Most of these cells and groups were linked to Al-Qaeda, especially the organisations of Ansar Al-Jihad (Followers of Jihad) and Al-Tawhid wal-Jihad (Monotheism and Jihad Organization).
This activity culminated in the growth of Ansar Beit Al-Maqdis (Supporters of Jerusalem) which merged many groups under one banner that established relations with terrorist groups in Syria, Iraq and Libya.
Fourth, many of the Salafist leaders’ stances are responsible for the climate of enmity and represent a cover for the takfiri elements to confront and attack Egyptian Copts.
These leaders’ extremist perspectives are not confined to takfiri elements in Egypt; they are part of a broader takfiri philosophy which can be found in the thinking of Al-Qaeda and the Islamic State. These same perspectives were used to justify attacks on Christian and non-Muslim citizens in both Iraq and Syria.
The documents and books of the so-calledSharia theorists in those organisations reveal a deeply entrenched intolerance towards Christians.
In my estimation, the timing of what happened to the Egyptian Christian citizens in Al-Arish aimed to achieve a number of objectives upon which the terrorist organisations and many regional and international powers converged.
For one, these groups are refusing what Egypt has achieved on the path to realising stability and development. This can be seen in the terrorists’ attempts in Sinai to assert their existence and strength inside Al-Arish and Gaza after the Egyptian security forces’ success in eradicating many of their roots. This has driven them to focus on innocent citizens as a weak link that will generate an influential media echo.
Another objective is to disrupt President Abdel-Fattah El-Sisi’s visit to the US, upon the invitation of the American President in appreciation of what the Egyptian state has done to confront terrorism inside its borders.
A third objective is an attempt to reinsert the Copts as a topic for discussion during the visit, as this was a constant dossier for long years in any meeting between Egyptian and American officials.
A fourth objective is to undermine the enormous achievements of the Armed Forces and security bodies in confronting terrorism and to conceal their success in weakening the foothold of those groups, especially by cleansing the Al-Halal Mountain area, which represented a fulcrum for terrorist elements.
Fifth, it is an attempt to weaken what El-Sisi and the Egyptian state have done to improve relations with Christian citizens who backed 2013’s 30 June Revolution and torpedo the noticeable and positively developing concord between the state and the Egyptian Church.
There is also the attempt to negatively affect the view of EU countries towards Egypt and hinder the return of tourism.
The situation now needs frankness and clarity, for the Egyptian state is responsible for returning these citizens to their residences and work.

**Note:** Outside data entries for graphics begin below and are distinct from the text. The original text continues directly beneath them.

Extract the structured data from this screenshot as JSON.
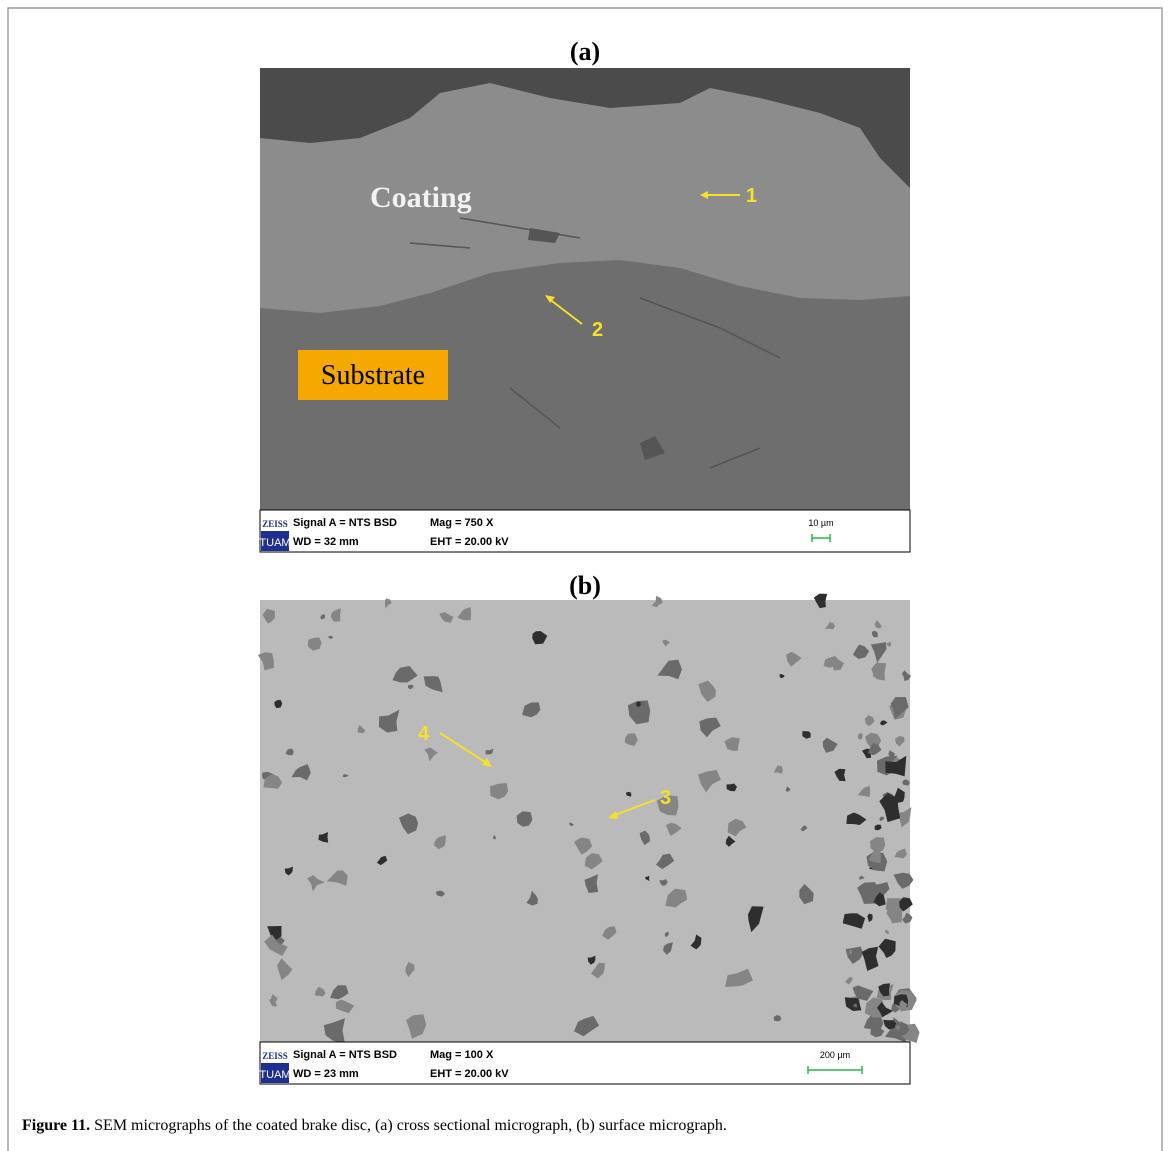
{
  "figure": {
    "panels": [
      {
        "label": "(a)",
        "annotations": [
          "Coating",
          "Substrate",
          "1",
          "2"
        ],
        "info": {
          "logo_top": "ZEISS",
          "logo_bottom": "TUAM",
          "signal": "Signal A = NTS BSD",
          "mag": "Mag =    750 X",
          "wd": "WD =  32 mm",
          "eht": "EHT = 20.00 kV",
          "scale": "10 µm"
        }
      },
      {
        "label": "(b)",
        "annotations": [
          "4",
          "3"
        ],
        "info": {
          "logo_top": "ZEISS",
          "logo_bottom": "TUAM",
          "signal": "Signal A = NTS BSD",
          "mag": "Mag =    100 X",
          "wd": "WD =  23 mm",
          "eht": "EHT = 20.00 kV",
          "scale": "200 µm"
        }
      }
    ],
    "caption": {
      "label": "Figure 11.",
      "text": " SEM micrographs of the coated brake disc, (a) cross sectional micrograph, (b) surface micrograph."
    }
  }
}
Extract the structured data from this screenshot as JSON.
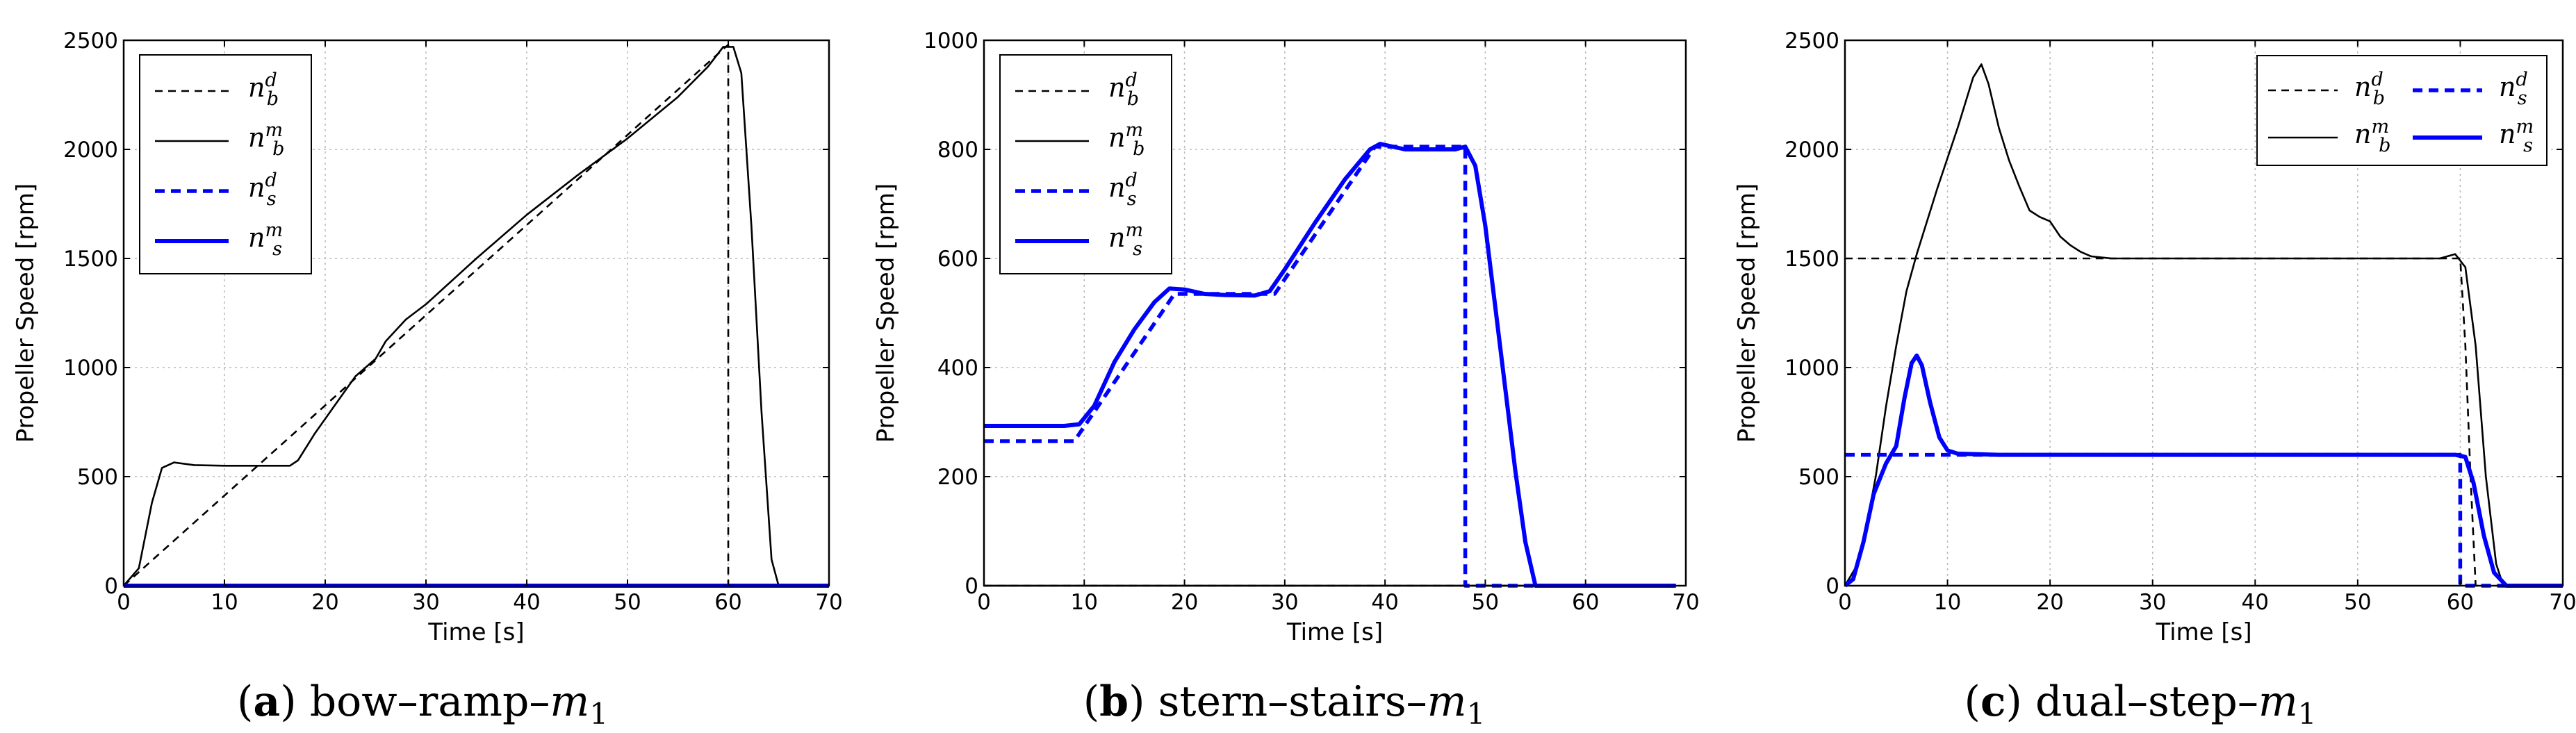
{
  "colors": {
    "d_b": "#000000",
    "m_b": "#000000",
    "d_s": "#0000ff",
    "m_s": "#0000ff",
    "grid": "#b8b8b8"
  },
  "legend_symbols": {
    "nbd": {
      "base": "n",
      "sub": "b",
      "sup": "d"
    },
    "nbm": {
      "base": "n",
      "sub": "b",
      "sup": "m"
    },
    "nsd": {
      "base": "n",
      "sub": "s",
      "sup": "d"
    },
    "nsm": {
      "base": "n",
      "sub": "s",
      "sup": "m"
    }
  },
  "chart_data": [
    {
      "type": "line",
      "caption": {
        "letter": "a",
        "text": " bow–ramp–",
        "var": "m",
        "sub": "1"
      },
      "xlabel": "Time [s]",
      "ylabel": "Propeller Speed [rpm]",
      "xlim": [
        0,
        70
      ],
      "ylim": [
        0,
        2500
      ],
      "xticks": [
        0,
        10,
        20,
        30,
        40,
        50,
        60,
        70
      ],
      "yticks": [
        0,
        500,
        1000,
        1500,
        2000,
        2500
      ],
      "grid": true,
      "legend": "top-left",
      "legend_columns": 1,
      "series": [
        {
          "name": "nbd",
          "style": "dashed-thin-black",
          "points": [
            [
              0,
              0
            ],
            [
              60,
              2480
            ],
            [
              60,
              0
            ],
            [
              70,
              0
            ]
          ]
        },
        {
          "name": "nbm",
          "style": "solid-thin-black",
          "points": [
            [
              0,
              0
            ],
            [
              1.5,
              80
            ],
            [
              2.8,
              380
            ],
            [
              3.8,
              540
            ],
            [
              5,
              565
            ],
            [
              7,
              553
            ],
            [
              10,
              550
            ],
            [
              14,
              550
            ],
            [
              16.5,
              550
            ],
            [
              17.3,
              575
            ],
            [
              19,
              700
            ],
            [
              21,
              830
            ],
            [
              23,
              960
            ],
            [
              25,
              1040
            ],
            [
              26,
              1120
            ],
            [
              28,
              1220
            ],
            [
              30,
              1290
            ],
            [
              35,
              1500
            ],
            [
              40,
              1700
            ],
            [
              45,
              1880
            ],
            [
              50,
              2050
            ],
            [
              55,
              2240
            ],
            [
              58,
              2380
            ],
            [
              59.5,
              2470
            ],
            [
              60.5,
              2470
            ],
            [
              61.3,
              2350
            ],
            [
              62.3,
              1650
            ],
            [
              63.3,
              800
            ],
            [
              64.3,
              120
            ],
            [
              65,
              0
            ],
            [
              70,
              0
            ]
          ]
        },
        {
          "name": "nsd",
          "style": "dashed-thick-blue",
          "points": [
            [
              0,
              0
            ],
            [
              70,
              0
            ]
          ]
        },
        {
          "name": "nsm",
          "style": "solid-thick-blue",
          "points": [
            [
              0,
              0
            ],
            [
              70,
              0
            ]
          ]
        }
      ]
    },
    {
      "type": "line",
      "caption": {
        "letter": "b",
        "text": " stern–stairs–",
        "var": "m",
        "sub": "1"
      },
      "xlabel": "Time [s]",
      "ylabel": "Propeller Speed [rpm]",
      "xlim": [
        0,
        70
      ],
      "ylim": [
        0,
        1000
      ],
      "xticks": [
        0,
        10,
        20,
        30,
        40,
        50,
        60,
        70
      ],
      "yticks": [
        0,
        200,
        400,
        600,
        800,
        1000
      ],
      "grid": true,
      "legend": "top-left",
      "legend_columns": 1,
      "series": [
        {
          "name": "nbd",
          "style": "dashed-thin-black",
          "points": [
            [
              0,
              0
            ],
            [
              69,
              0
            ]
          ]
        },
        {
          "name": "nbm",
          "style": "solid-thin-black",
          "points": [
            [
              0,
              0
            ],
            [
              69,
              0
            ]
          ]
        },
        {
          "name": "nsd",
          "style": "dashed-thick-blue",
          "points": [
            [
              0,
              265
            ],
            [
              9,
              265
            ],
            [
              19,
              535
            ],
            [
              29,
              535
            ],
            [
              39,
              805
            ],
            [
              48,
              805
            ],
            [
              48,
              0
            ],
            [
              69,
              0
            ]
          ]
        },
        {
          "name": "nsm",
          "style": "solid-thick-blue",
          "points": [
            [
              0,
              293
            ],
            [
              8,
              293
            ],
            [
              9.5,
              296
            ],
            [
              11,
              330
            ],
            [
              13,
              410
            ],
            [
              15,
              470
            ],
            [
              17,
              520
            ],
            [
              18.5,
              545
            ],
            [
              20,
              543
            ],
            [
              22,
              535
            ],
            [
              24,
              533
            ],
            [
              27,
              532
            ],
            [
              28.5,
              540
            ],
            [
              30,
              580
            ],
            [
              33,
              665
            ],
            [
              36,
              745
            ],
            [
              38.5,
              800
            ],
            [
              39.5,
              810
            ],
            [
              42,
              800
            ],
            [
              45,
              800
            ],
            [
              47,
              800
            ],
            [
              48,
              805
            ],
            [
              49,
              770
            ],
            [
              50,
              660
            ],
            [
              51,
              510
            ],
            [
              52,
              360
            ],
            [
              53,
              210
            ],
            [
              54,
              80
            ],
            [
              55,
              0
            ],
            [
              69,
              0
            ]
          ]
        }
      ]
    },
    {
      "type": "line",
      "caption": {
        "letter": "c",
        "text": " dual–step–",
        "var": "m",
        "sub": "1"
      },
      "xlabel": "Time [s]",
      "ylabel": "Propeller Speed [rpm]",
      "xlim": [
        0,
        70
      ],
      "ylim": [
        0,
        2500
      ],
      "xticks": [
        0,
        10,
        20,
        30,
        40,
        50,
        60,
        70
      ],
      "yticks": [
        0,
        500,
        1000,
        1500,
        2000,
        2500
      ],
      "grid": true,
      "legend": "top-right",
      "legend_columns": 2,
      "series": [
        {
          "name": "nbd",
          "style": "dashed-thin-black",
          "points": [
            [
              0,
              1500
            ],
            [
              60,
              1500
            ],
            [
              60.5,
              1100
            ],
            [
              61,
              500
            ],
            [
              61.5,
              0
            ],
            [
              70,
              0
            ]
          ]
        },
        {
          "name": "nbm",
          "style": "solid-thin-black",
          "points": [
            [
              0,
              0
            ],
            [
              1,
              80
            ],
            [
              2,
              250
            ],
            [
              3,
              500
            ],
            [
              4,
              820
            ],
            [
              5,
              1100
            ],
            [
              6,
              1350
            ],
            [
              7,
              1520
            ],
            [
              9,
              1820
            ],
            [
              11,
              2100
            ],
            [
              12.5,
              2330
            ],
            [
              13.3,
              2390
            ],
            [
              14,
              2300
            ],
            [
              15,
              2100
            ],
            [
              16,
              1950
            ],
            [
              17,
              1830
            ],
            [
              18,
              1720
            ],
            [
              19,
              1690
            ],
            [
              20,
              1670
            ],
            [
              21,
              1600
            ],
            [
              22,
              1560
            ],
            [
              23,
              1530
            ],
            [
              24,
              1510
            ],
            [
              26,
              1500
            ],
            [
              30,
              1500
            ],
            [
              40,
              1500
            ],
            [
              50,
              1500
            ],
            [
              58,
              1500
            ],
            [
              59.5,
              1520
            ],
            [
              60.5,
              1460
            ],
            [
              61.5,
              1100
            ],
            [
              62.5,
              500
            ],
            [
              63.5,
              100
            ],
            [
              64.2,
              0
            ],
            [
              70,
              0
            ]
          ]
        },
        {
          "name": "nsd",
          "style": "dashed-thick-blue",
          "points": [
            [
              0,
              600
            ],
            [
              60,
              600
            ],
            [
              60,
              0
            ],
            [
              70,
              0
            ]
          ]
        },
        {
          "name": "nsm",
          "style": "solid-thick-blue",
          "points": [
            [
              0,
              0
            ],
            [
              0.8,
              30
            ],
            [
              1.8,
              200
            ],
            [
              2.8,
              420
            ],
            [
              4,
              560
            ],
            [
              5,
              640
            ],
            [
              5.8,
              860
            ],
            [
              6.5,
              1020
            ],
            [
              7,
              1055
            ],
            [
              7.5,
              1010
            ],
            [
              8.3,
              840
            ],
            [
              9.2,
              680
            ],
            [
              10,
              620
            ],
            [
              11,
              605
            ],
            [
              15,
              600
            ],
            [
              30,
              600
            ],
            [
              50,
              600
            ],
            [
              59.5,
              600
            ],
            [
              60.5,
              590
            ],
            [
              61.3,
              470
            ],
            [
              62.3,
              230
            ],
            [
              63.3,
              60
            ],
            [
              64.5,
              0
            ],
            [
              70,
              0
            ]
          ]
        }
      ]
    }
  ]
}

The state must assert its ability to protect its citizens and thwart the plots against the country’s stability and security. It must make clear that these are Egyptian citizens who should not be considered refugees or guests.
It is also time to open a society-wide dialogue with different tribal, political and social forces in Sinai to reach an understanding that resurrects the declining role of tribal chieftains loyal to the state. Dialogue is also necessary to root out elements and groups that create this incubating environment for terrorism.
Perhaps it is also necessary to confront media platforms that try to exploit events to torpedo stability and agitate strife, in an objective and logical way.
In sum, all state institutions and Egyptians should work in solidarity to assert that to terrorize Egyptian Christians is to terrorize the entire homeland and considered an attack on Egyptian national security.